Initially I wanted to use the Gmail API to forward messages from my portfolio site directly to my email, but as it turns out it isn’t safe to leave my computer vulnerable to that kind of information. I was directed to Formspree, GetSimpleForm, and Kontactr which were email shortcuts that made users go through a third-party service to draft an email and forward it to the right parties. This was not what I wanted to do in the end, so I looked up an alternative API which was unrelated to the initial dream of the direct email that I was going for.

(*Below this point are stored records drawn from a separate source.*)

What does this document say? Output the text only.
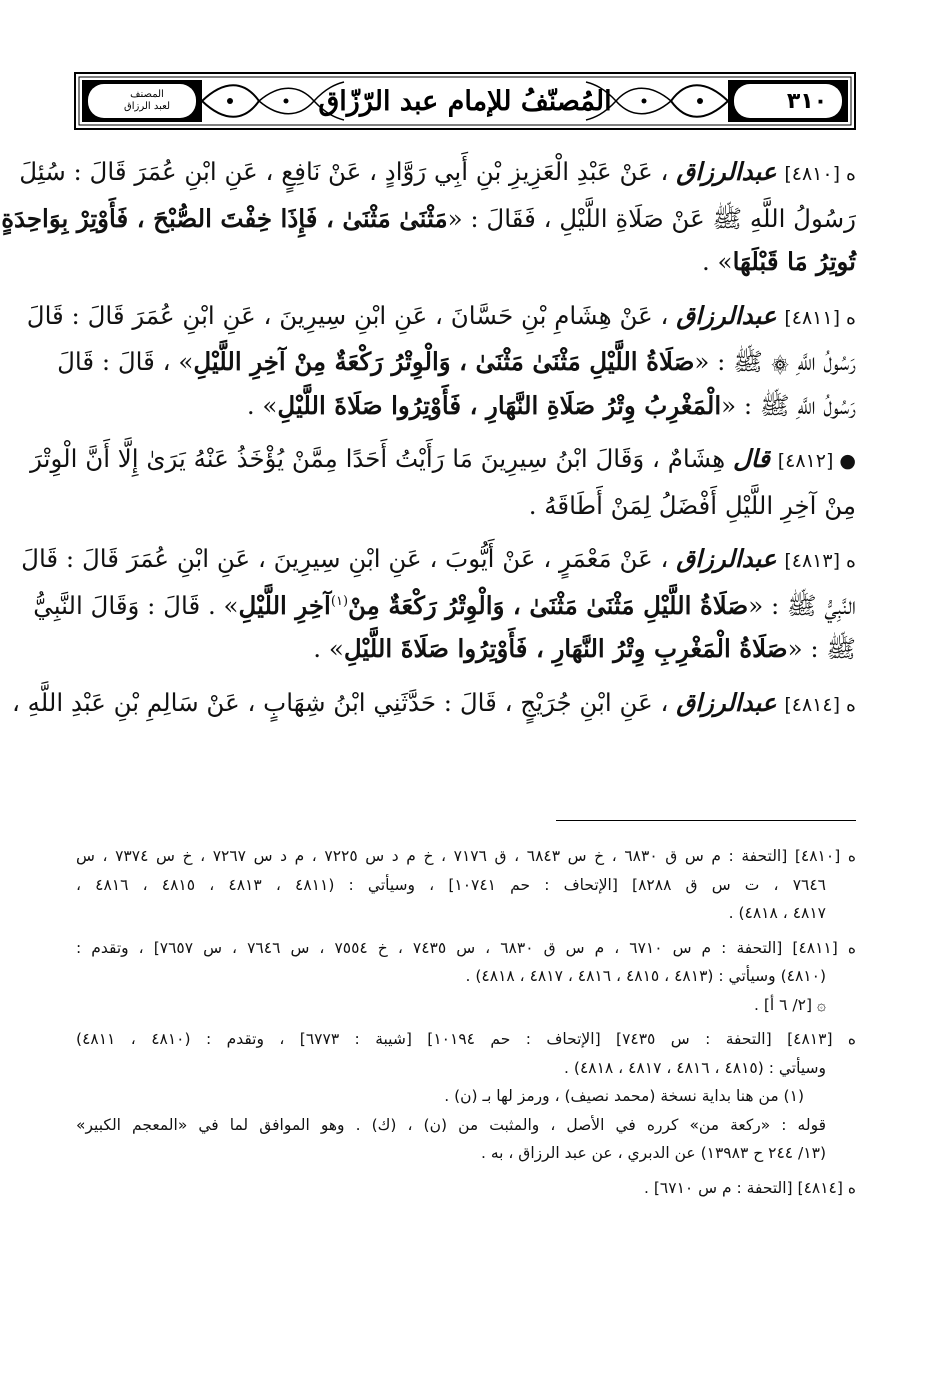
المصنف
لعبد الرزاق	المُصنّفُ للإمام عبد الرّزّاق	٣١٠
ه [٤٨١٠] عبدالرزاق ، عَنْ عَبْدِ الْعَزِيزِ بْنِ أَبِي رَوَّادٍ ، عَنْ نَافِعٍ ، عَنِ ابْنِ عُمَرَ قَالَ : سُئِلَ
رَسُولُ اللَّهِ ﷺ عَنْ صَلَاةِ اللَّيْلِ ، فَقَالَ : «مَثْنَىٰ مَثْنَىٰ ، فَإِذَا خِفْتَ الصُّبْحَ ، فَأَوْتِرْ بِوَاحِدَةٍ
تُوتِرُ مَا قَبْلَهَا» .
ه [٤٨١١] عبدالرزاق ، عَنْ هِشَامِ بْنِ حَسَّانَ ، عَنِ ابْنِ سِيرِينَ ، عَنِ ابْنِ عُمَرَ قَالَ : قَالَ
رَسُولُ اللَّهِ ۞ ﷺ : «صَلَاةُ اللَّيْلِ مَثْنَىٰ مَثْنَىٰ ، وَالْوِتْرُ رَكْعَةٌ مِنْ آخِرِ اللَّيْلِ» ، قَالَ : قَالَ
رَسُولُ اللَّهِ ﷺ : «الْمَغْرِبُ وِتْرُ صَلَاةِ النَّهَارِ ، فَأَوْتِرُوا صَلَاةَ اللَّيْلِ» .
● [٤٨١٢] قال هِشَامٌ ، وَقَالَ ابْنُ سِيرِينَ مَا رَأَيْتُ أَحَدًا مِمَّنْ يُؤْخَذُ عَنْهُ يَرَىٰ إِلَّا أَنَّ الْوِتْرَ
مِنْ آخِرِ اللَّيْلِ أَفْضَلُ لِمَنْ أَطَاقَهُ .
ه [٤٨١٣] عبدالرزاق ، عَنْ مَعْمَرٍ ، عَنْ أَيُّوبَ ، عَنِ ابْنِ سِيرِينَ ، عَنِ ابْنِ عُمَرَ قَالَ : قَالَ
النَّبِيُّ ﷺ : «صَلَاةُ اللَّيْلِ مَثْنَىٰ مَثْنَىٰ ، وَالْوِتْرُ رَكْعَةٌ مِنْ$^{(١)}$آخِرِ اللَّيْلِ» . قَالَ : وَقَالَ النَّبِيُّ
ﷺ : «صَلَاةُ الْمَغْرِبِ وِتْرُ النَّهَارِ ، فَأَوْتِرُوا صَلَاةَ اللَّيْلِ» .
ه [٤٨١٤] عبدالرزاق ، عَنِ ابْنِ جُرَيْجٍ ، قَالَ : حَدَّثَنِي ابْنُ شِهَابٍ ، عَنْ سَالِمِ بْنِ عَبْدِ اللَّهِ ،
ه [٤٨١٠] [التحفة : م س ق ٦٨٣٠ ، خ س ٦٨٤٣ ، ق ٧١٧٦ ، خ م د س ٧٢٢٥ ، م د س ٧٢٦٧ ، خ س ٧٣٧٤ ، س
٧٦٤٦ ، ت س ق ٨٢٨٨] [الإتحاف : حم ١٠٧٤١] ، وسيأتي : (٤٨١١ ، ٤٨١٣ ، ٤٨١٥ ، ٤٨١٦ ،
٤٨١٧ ، ٤٨١٨) .
ه [٤٨١١] [التحفة : م س ٦٧١٠ ، م س ق ٦٨٣٠ ، س ٧٤٣٥ ، خ ٧٥٥٤ ، س ٧٦٤٦ ، س ٧٦٥٧] ، وتقدم :
(٤٨١٠) وسيأتي : (٤٨١٣ ، ٤٨١٥ ، ٤٨١٦ ، ٤٨١٧ ، ٤٨١٨) .
۞ [٢/ ٦ أ] .
ه [٤٨١٣] [التحفة : س ٧٤٣٥] [الإتحاف : حم ١٠١٩٤] [شيبة : ٦٧٧٣] ، وتقدم : (٤٨١٠ ، ٤٨١١)
وسيأتي : (٤٨١٥ ، ٤٨١٦ ، ٤٨١٧ ، ٤٨١٨) .
(١) من هنا بداية نسخة (محمد نصيف) ، ورمز لها بـ (ن) .
قوله : «ركعة من» كرره في الأصل ، والمثبت من (ن) ، (ك) . وهو الموافق لما في «المعجم الكبير»
(١٣/ ٢٤٤ ح ١٣٩٨٣) عن الدبري ، عن عبد الرزاق ، به .
ه [٤٨١٤] [التحفة : م س ٦٧١٠] .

I decided to test out the Marvel API on my Spongebob Fansite, just to see if it would work out. It didn’t either, unfortunately, because I needed a server to connect my client in order to retrieve the information I wanted. My code was as follows:
var HERO = document.getElementById(‘hero’).value;
var url = ‘https://gateway.marvel.com:443/v1/public/characters?name=’+HERO+’&apikey=’+KEY;
var ts = new Date().getTime();
var hash = crypto.createHash(‘md5’).update(ts + PRIV_KEY + KEY).digest(‘hex’);
url += “&ts=”+ts+”&hash=”+hash;
I had a problem with generating a timestamp and a hash for the url in order to access the information the website was ‘getting’. I think if I had a server this could have been avoided, but I didn’t realise that until later.
In conclusion, I had to resort to an API that did not require me to use the server, strictly client-side. The People In Space API is an open API so I didn’t have to jump through hoops to get it to work. Unfortunately, there wasn’t a lot it could offer since the number stands at 5.